The current mansion tax was put in place in 1989. At that point the parameters for the mansion tax more closely tied to one’s definition of a mansion. In 1989, any home sold for greater than $1 million the buyer was charged 1% of the sale price.
For example: If the apartment’s selling price was $1.25 million, the tax would be $12,500. At the time the law was put in place, $1 million was a pretty good inflection point for mansion consideration.
Mayor DeBlasio wanted to revise the mansion tax in 2015. His proposal, at that time, was a bump in the threshold from $1 million to $1.75 million. In conjunction with the threshold change, he also proposed moving the tax rate from 1% to 1.5% on real estate sales over $5 million. This was a net tax winner resulting in a $200 to $300 million windfall to the City and also an opportunity for him to win votes with his constituency. Unfortunately, for Mayor DeBlasio, this proposal failed.
In 2017, Mayor DeBlasio is running a similar mansion tax proposal up the Albany flagpole. He has revised his plan. Property sold over $1 million would continue to be charged a tax of 1% while 2.5% would be charged on the margin for property over $2 million.
For example: If the apartment’s selling price was $3 million, the original tax would be $30,000. The proposed tax would be an additional $25,000 ($3 million – $2 million = $1 million times 2.5%) or a total of $55,000.
Mayor DeBlasio’s new mansion tax proposal would need approval from the state senate, assembly and governor’s office.
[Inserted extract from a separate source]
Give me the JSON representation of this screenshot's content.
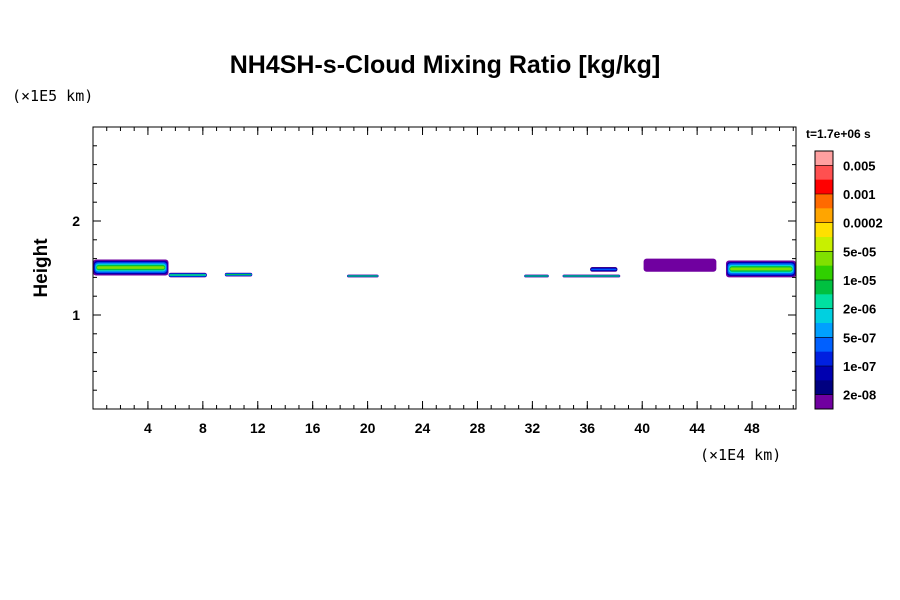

With the current makeup of the senate this proposal will probably never see the light of day.
Although there are many social inequalities that need to be addressed in the City, placing significant tax burdens on one of the main financial drivers for the City should be debated and reasoned with plenty of collective thought. The law of unintended consequences always looms large in a City like New York and significant decisions around economic drivers should be properly vetted with the experts.